Develop a modular and extensible framework for integrating various motivational systems into AGI architectures, supporting both human-like and "alien digital" intelligences. This could be done as a highly detailed and precise specification, or as a relatively simple software prototype with suggestions for generalization and extension. Bids are expected to range from $15,000 - $30,000.

Proposal Description

Our Team

Led by Emmanuella Edem-Dartey, our team combines expertise in API, AGI, docs, and ethics.

- 3 backend engineers (Python, FastAPI, Node.js)
- 2 AGI specialists (MeTTA/PRIMUS)
- 2 technical writers (AI explainability)
- 1 PhD ethics advisor (value-alignment)

Company Name (if applicable)

Catalyst Trail

Project details

*Problem Statement:

Current AGI agents in frameworks like OpenCog Hyperon and PRIMUS rely on rigid, hardcoded motivation systems. This forces developers to rebuild drives (e.g., curiosity, energy preservation) for each agent, stifling experimentation and reuse. Siloed systems also obscure decision-making logic, hindering transparency and ethical oversight.

 

*Solution Overview:

MaaS decouples motivation logic into a standalone service. Key components:

- RESTful API: Agents query endpoints like `/compute-priority` to resolve motivational conflicts. 

- Dynamic Drive Engine: YAML/JSON templates define drives (novelty, homeostasis) with adjustable weights and decay rates. 

- Feedback Integration: Agents submit environmental feedback (e.g., task success) to dynamically update drive states. 

- Multi-Agent Support: Shared or competitive motivational profiles enable swarm behaviors. 

 

*Use Cases:

- A PRIMUS agent offloads curiosity vs. conservation priority calculations to MaaS.

- Developers hot-swap "alien" drives (e.g., entropy-maximizing) without rewriting agent code.
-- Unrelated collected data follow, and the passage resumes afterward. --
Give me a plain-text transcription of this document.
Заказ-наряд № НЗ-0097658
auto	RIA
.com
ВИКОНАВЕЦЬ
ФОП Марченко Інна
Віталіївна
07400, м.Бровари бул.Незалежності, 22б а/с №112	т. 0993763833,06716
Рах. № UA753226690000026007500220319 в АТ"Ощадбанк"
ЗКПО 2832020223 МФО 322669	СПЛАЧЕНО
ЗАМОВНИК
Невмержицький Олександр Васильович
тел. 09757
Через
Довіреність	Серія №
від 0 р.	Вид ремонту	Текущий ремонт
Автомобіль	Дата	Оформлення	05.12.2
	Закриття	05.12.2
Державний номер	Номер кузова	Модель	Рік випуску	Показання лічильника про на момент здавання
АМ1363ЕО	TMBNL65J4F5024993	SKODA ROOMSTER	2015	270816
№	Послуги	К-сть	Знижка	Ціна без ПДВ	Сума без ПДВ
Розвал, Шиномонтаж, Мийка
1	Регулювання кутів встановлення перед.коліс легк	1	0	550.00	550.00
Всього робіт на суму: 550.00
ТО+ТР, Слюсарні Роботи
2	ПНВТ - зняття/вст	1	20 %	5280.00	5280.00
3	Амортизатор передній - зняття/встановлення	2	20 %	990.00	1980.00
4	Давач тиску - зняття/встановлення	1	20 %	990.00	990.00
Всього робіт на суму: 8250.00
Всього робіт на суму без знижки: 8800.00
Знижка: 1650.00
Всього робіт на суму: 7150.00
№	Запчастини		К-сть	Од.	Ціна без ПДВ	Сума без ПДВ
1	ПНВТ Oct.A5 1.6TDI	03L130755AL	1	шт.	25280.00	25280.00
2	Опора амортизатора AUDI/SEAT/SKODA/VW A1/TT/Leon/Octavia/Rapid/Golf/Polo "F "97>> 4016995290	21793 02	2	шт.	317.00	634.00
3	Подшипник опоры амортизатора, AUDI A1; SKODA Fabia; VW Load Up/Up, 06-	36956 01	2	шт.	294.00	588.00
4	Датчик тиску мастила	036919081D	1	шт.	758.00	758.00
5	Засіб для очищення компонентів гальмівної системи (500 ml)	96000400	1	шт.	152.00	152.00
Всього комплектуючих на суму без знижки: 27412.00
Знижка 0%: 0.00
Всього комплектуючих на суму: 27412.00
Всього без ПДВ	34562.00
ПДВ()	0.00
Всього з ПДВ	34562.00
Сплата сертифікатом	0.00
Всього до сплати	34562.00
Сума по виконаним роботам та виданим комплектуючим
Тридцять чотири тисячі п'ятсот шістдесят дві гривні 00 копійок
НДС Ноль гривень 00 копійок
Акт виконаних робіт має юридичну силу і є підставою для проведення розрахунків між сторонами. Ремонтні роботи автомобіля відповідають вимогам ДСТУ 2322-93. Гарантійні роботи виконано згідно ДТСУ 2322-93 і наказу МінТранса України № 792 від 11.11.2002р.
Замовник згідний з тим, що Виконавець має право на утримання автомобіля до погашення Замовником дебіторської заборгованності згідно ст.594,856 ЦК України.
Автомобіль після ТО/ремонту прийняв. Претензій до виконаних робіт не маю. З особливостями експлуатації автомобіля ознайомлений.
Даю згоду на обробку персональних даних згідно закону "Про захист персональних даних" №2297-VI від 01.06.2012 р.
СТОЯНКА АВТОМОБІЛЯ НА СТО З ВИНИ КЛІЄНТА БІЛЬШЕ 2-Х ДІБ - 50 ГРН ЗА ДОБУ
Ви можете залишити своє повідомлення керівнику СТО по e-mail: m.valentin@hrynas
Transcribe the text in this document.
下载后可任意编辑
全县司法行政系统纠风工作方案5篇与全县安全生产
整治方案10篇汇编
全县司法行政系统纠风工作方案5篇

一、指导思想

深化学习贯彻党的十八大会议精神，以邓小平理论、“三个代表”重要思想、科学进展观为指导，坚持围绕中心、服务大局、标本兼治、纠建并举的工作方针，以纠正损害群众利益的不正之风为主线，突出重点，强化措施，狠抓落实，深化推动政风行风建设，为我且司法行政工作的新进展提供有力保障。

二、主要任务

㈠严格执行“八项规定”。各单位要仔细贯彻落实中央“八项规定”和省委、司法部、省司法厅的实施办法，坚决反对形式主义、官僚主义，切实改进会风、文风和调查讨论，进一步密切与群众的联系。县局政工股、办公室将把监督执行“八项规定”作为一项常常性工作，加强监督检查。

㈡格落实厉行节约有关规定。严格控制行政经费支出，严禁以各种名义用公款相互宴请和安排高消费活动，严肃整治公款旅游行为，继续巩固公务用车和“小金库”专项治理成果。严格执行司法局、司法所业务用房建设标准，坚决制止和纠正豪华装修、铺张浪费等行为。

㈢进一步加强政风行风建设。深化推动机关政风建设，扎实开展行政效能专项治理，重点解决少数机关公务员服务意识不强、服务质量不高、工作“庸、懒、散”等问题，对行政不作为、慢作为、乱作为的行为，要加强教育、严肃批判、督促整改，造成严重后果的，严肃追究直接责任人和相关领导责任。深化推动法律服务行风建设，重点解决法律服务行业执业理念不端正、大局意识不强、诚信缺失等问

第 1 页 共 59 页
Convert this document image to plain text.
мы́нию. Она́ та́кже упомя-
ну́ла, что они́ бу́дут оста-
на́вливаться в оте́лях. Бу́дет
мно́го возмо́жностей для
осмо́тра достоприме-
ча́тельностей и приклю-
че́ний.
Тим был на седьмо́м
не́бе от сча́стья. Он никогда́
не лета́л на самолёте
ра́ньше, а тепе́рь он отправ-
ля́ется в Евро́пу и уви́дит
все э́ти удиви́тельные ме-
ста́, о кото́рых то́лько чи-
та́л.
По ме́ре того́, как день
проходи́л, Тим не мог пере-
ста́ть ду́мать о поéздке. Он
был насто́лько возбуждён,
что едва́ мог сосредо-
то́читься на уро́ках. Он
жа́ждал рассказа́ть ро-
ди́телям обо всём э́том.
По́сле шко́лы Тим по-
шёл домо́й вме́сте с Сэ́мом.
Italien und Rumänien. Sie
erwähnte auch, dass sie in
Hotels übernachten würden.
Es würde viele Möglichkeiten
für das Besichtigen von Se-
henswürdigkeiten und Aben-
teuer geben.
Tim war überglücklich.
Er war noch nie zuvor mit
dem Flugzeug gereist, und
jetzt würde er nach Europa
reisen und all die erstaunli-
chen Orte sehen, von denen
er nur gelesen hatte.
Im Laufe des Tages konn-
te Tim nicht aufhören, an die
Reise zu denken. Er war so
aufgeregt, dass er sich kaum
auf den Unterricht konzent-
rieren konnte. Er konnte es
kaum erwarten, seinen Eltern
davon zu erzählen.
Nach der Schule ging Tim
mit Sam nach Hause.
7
- Researchers audit agent decisions via transparent priority scores.

Open Source Licensing

Apache License

Background & Experience

Emmanuella Edem-Dartey: Architect of OpenCog’s motivational subsystem (2021), co‑author of three peer‑reviewed papers on modular AGI design, and speaker at AGI-2023 on decoupled motivation services.

Backend Team: Developed “Emotion‑as‑a‑Service,” an API for chatbot affect modeling (GitHub repo: 500+ stars, 50+ forks); led deployment on AWS and GCP with 99.9% uptime. Engineered high-throughput REST platforms handling 1k+ concurrent clients.

PRIMUS/MeTTA Contributors: Created the MeTTA‑Hyperon bridge enabling seamless cross‑framework agent messaging; maintainers of MeTTA SDK with 1k+ downloads/month.

Ethical Utility Project: Collaborated on Deep Funding’s “Ethical Utility Functions for AGI” (Q3 2023), producing open‑source libraries and ethical guidelines adopted by two research consortia.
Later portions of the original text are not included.